I found the answer. Here's a simplified, better explanation of what I am doing:
A={1.2,1.3,1.6}
B={1.15,1.2,1.22,1.23,1.28,1.29,1.35,1.37,1.59,1.60}
Asize=numel(A);
Bsize=numel(B);
Increment=A;
IncrementInstances= int8(abs(testOffsetStart-testOffsetFinish)/.01);
toothCount = zeros (numel(A),IncrementInstances);
%numel(A) defines number of rows, IncrementInstances defines # of columns.

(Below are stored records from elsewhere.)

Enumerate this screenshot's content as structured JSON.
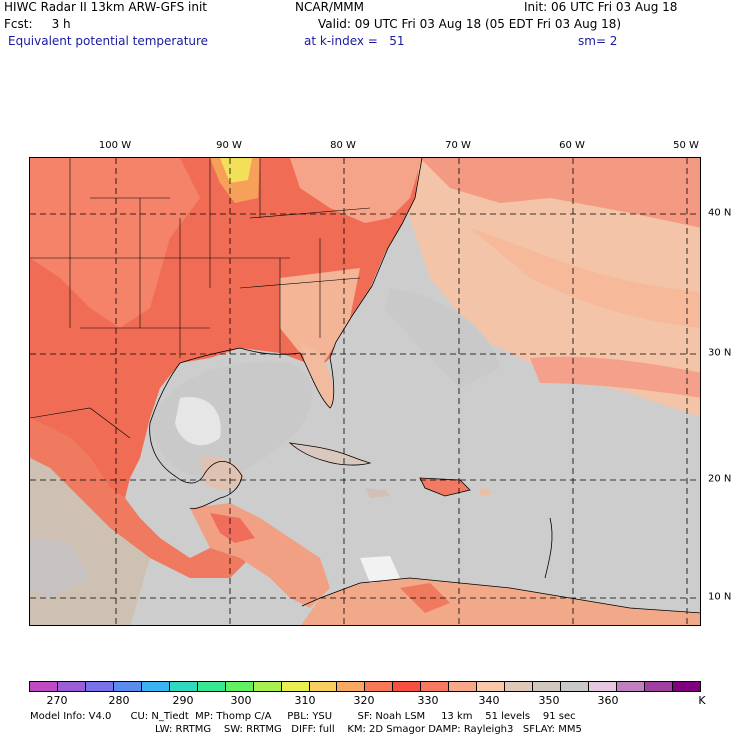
{
  "header": {
    "line1_left": "HIWC Radar II 13km ARW-GFS init",
    "line1_mid": "NCAR/MMM",
    "line1_right": "Init: 06 UTC Fri 03 Aug 18",
    "line2_left": "Fcst:     3 h",
    "line2_right": "Valid: 09 UTC Fri 03 Aug 18 (05 EDT Fri 03 Aug 18)",
    "line3_left": "Equivalent potential temperature",
    "line3_mid": "at k-index =   51",
    "line3_right": "sm= 2"
  },
  "map": {
    "lon_labels": [
      "100 W",
      "90 W",
      "80 W",
      "70 W",
      "60 W",
      "50 W"
    ],
    "lat_labels": [
      "40 N",
      "30 N",
      "20 N",
      "10 N"
    ]
  },
  "colorbar": {
    "colors": [
      "#c04ac4",
      "#9a5ed6",
      "#7a70e8",
      "#5a8cf0",
      "#3ab4f0",
      "#30d8c0",
      "#38e890",
      "#60f060",
      "#a8f050",
      "#e8f050",
      "#f8d060",
      "#f8a860",
      "#f87858",
      "#f85040",
      "#f87860",
      "#f8a888",
      "#f8c8a8",
      "#e0c8b8",
      "#d0c8c0",
      "#c8c8c8",
      "#e8c8e0",
      "#c080c0",
      "#a040a0",
      "#800080"
    ],
    "labels": [
      "270",
      "280",
      "290",
      "300",
      "310",
      "320",
      "330",
      "340",
      "350",
      "360",
      "K"
    ]
  },
  "footer": {
    "line1": "Model Info: V4.0      CU: N_Tiedt  MP: Thomp C/A     PBL: YSU        SF: Noah LSM     13 km    51 levels    91 sec",
    "line2": "LW: RRTMG    SW: RRTMG   DIFF: full    KM: 2D Smagor DAMP: Rayleigh3   SFLAY: MM5"
  }
}
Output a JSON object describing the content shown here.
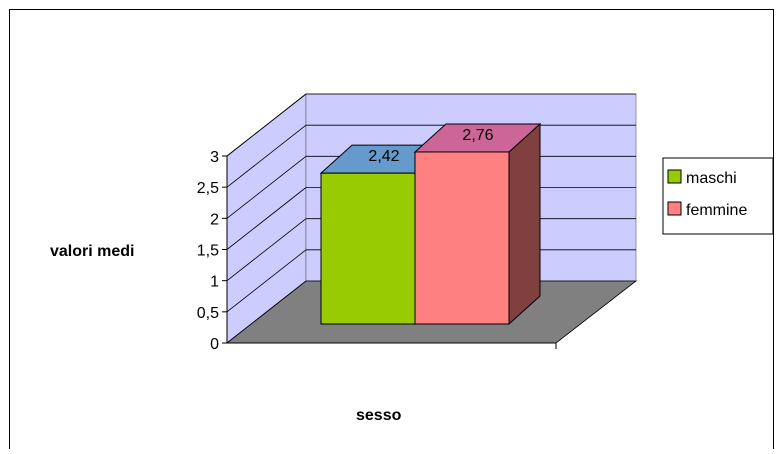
{
  "chart_data": {
    "type": "bar",
    "title": "",
    "xlabel": "sesso",
    "ylabel": "valori medi",
    "ylim": [
      0,
      3
    ],
    "yticks": [
      "0",
      "0,5",
      "1",
      "1,5",
      "2",
      "2,5",
      "3"
    ],
    "grid": true,
    "legend_position": "right",
    "categories": [
      ""
    ],
    "series": [
      {
        "name": "maschi",
        "values": [
          2.42
        ],
        "label": "2,42",
        "color": "#99CC00"
      },
      {
        "name": "femmine",
        "values": [
          2.76
        ],
        "label": "2,76",
        "color": "#FF8080"
      }
    ],
    "colors": {
      "wall": "#CCCCFF",
      "floor": "#808080",
      "grid": "#000000"
    }
  }
}
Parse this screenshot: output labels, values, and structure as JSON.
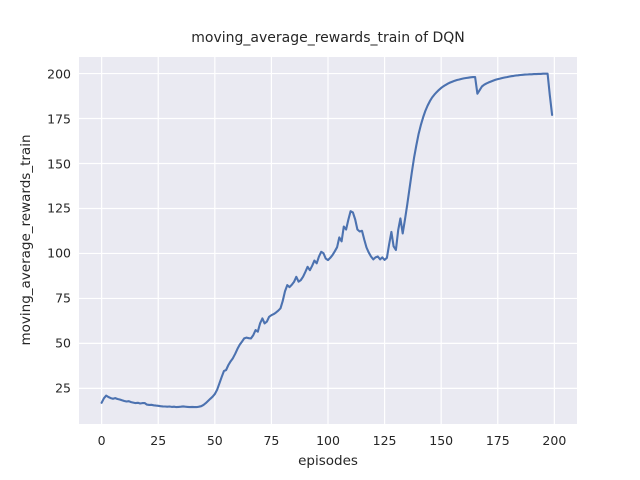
{
  "chart_data": {
    "type": "line",
    "title": "moving_average_rewards_train of DQN",
    "xlabel": "episodes",
    "ylabel": "moving_average_rewards_train",
    "x_ticks": [
      0,
      25,
      50,
      75,
      100,
      125,
      150,
      175,
      200
    ],
    "y_ticks": [
      25,
      50,
      75,
      100,
      125,
      150,
      175,
      200
    ],
    "xlim": [
      -10,
      210
    ],
    "ylim": [
      5.2,
      209.2
    ],
    "grid": true,
    "legend": false,
    "colors": {
      "line": "#4C72B0",
      "plot_background": "#EAEAF2",
      "gridline": "#FFFFFF",
      "figure_background": "#FFFFFF",
      "text": "#262626"
    },
    "series": [
      {
        "name": "moving_average_rewards_train",
        "x_start": 0,
        "x_step": 1,
        "values": [
          17.0,
          19.5,
          21.0,
          20.2,
          19.6,
          19.2,
          19.6,
          19.1,
          18.8,
          18.4,
          18.0,
          17.7,
          17.9,
          17.4,
          17.1,
          16.8,
          17.0,
          16.6,
          16.8,
          16.9,
          16.0,
          15.8,
          15.9,
          15.6,
          15.4,
          15.3,
          15.1,
          15.0,
          14.9,
          14.8,
          14.9,
          14.7,
          14.8,
          14.6,
          14.7,
          14.8,
          15.0,
          14.8,
          14.7,
          14.6,
          14.7,
          14.6,
          14.6,
          14.8,
          15.1,
          15.8,
          16.8,
          18.0,
          19.2,
          20.4,
          21.8,
          24.2,
          27.6,
          31.2,
          34.6,
          35.2,
          38.0,
          40.1,
          41.8,
          44.2,
          47.0,
          49.2,
          51.0,
          52.8,
          53.2,
          52.9,
          52.8,
          54.6,
          57.4,
          56.5,
          61.2,
          63.9,
          61.1,
          62.1,
          64.8,
          65.7,
          66.3,
          67.1,
          68.2,
          69.5,
          73.5,
          79.0,
          82.4,
          81.3,
          82.6,
          84.2,
          87.0,
          84.3,
          85.2,
          87.1,
          89.8,
          92.6,
          90.7,
          93.2,
          96.0,
          94.5,
          98.2,
          100.9,
          100.1,
          97.2,
          96.3,
          97.6,
          99.1,
          101.2,
          103.5,
          108.9,
          106.7,
          115.0,
          113.3,
          118.9,
          123.5,
          122.8,
          118.9,
          113.3,
          112.2,
          112.6,
          107.8,
          103.3,
          100.6,
          98.3,
          96.7,
          97.8,
          98.3,
          96.7,
          97.8,
          96.4,
          97.6,
          105.0,
          112.0,
          104.0,
          101.9,
          113.0,
          119.5,
          111.1,
          119.0,
          127.0,
          136.0,
          145.0,
          153.0,
          160.0,
          166.2,
          171.3,
          175.6,
          179.2,
          182.2,
          184.7,
          186.7,
          188.3,
          189.7,
          190.9,
          192.0,
          192.9,
          193.7,
          194.4,
          195.0,
          195.5,
          196.0,
          196.4,
          196.7,
          197.0,
          197.3,
          197.5,
          197.7,
          197.9,
          198.0,
          198.1,
          188.8,
          190.8,
          192.8,
          193.8,
          194.5,
          195.1,
          195.6,
          196.1,
          196.5,
          196.9,
          197.2,
          197.5,
          197.8,
          198.0,
          198.3,
          198.5,
          198.7,
          198.9,
          199.0,
          199.2,
          199.3,
          199.4,
          199.5,
          199.6,
          199.6,
          199.7,
          199.7,
          199.8,
          199.8,
          199.9,
          199.9,
          199.9,
          188.0,
          177.0
        ]
      }
    ]
  }
}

%toothCount needs to be preallocated beforehand, otherwise you will get a index out of bounds error
toothColumn = 1; % the starting column value of the toothCount matrix
for i = testOffsetStart:.01:testOffsetFinish
{
Increment=A+i;
for j=1:numel(B)
{
if(%Conditional here. Not included for certain reasons)
{
clear tmpVec; %release values from last evaluation;
tempVec=(%insert same conditional here);
toothCount((find(tmpVec==1)), toothColumn)=toothCount((find(tmpVec==1)), toothColumn)+ones(size(find(tmpVec==1)));
toothColumn=toothColumn+1;
%do more stuff here if desired
}
}
}
The above matrix will return a count at each of the given indexes in which A happened to pass the conditional for each offset. If anyone needs a better explanation, please let me know.
In other words, it creates a new column consisting of the 1D toothCount vector, except each column of the toothCount matrix refers to a specific offset.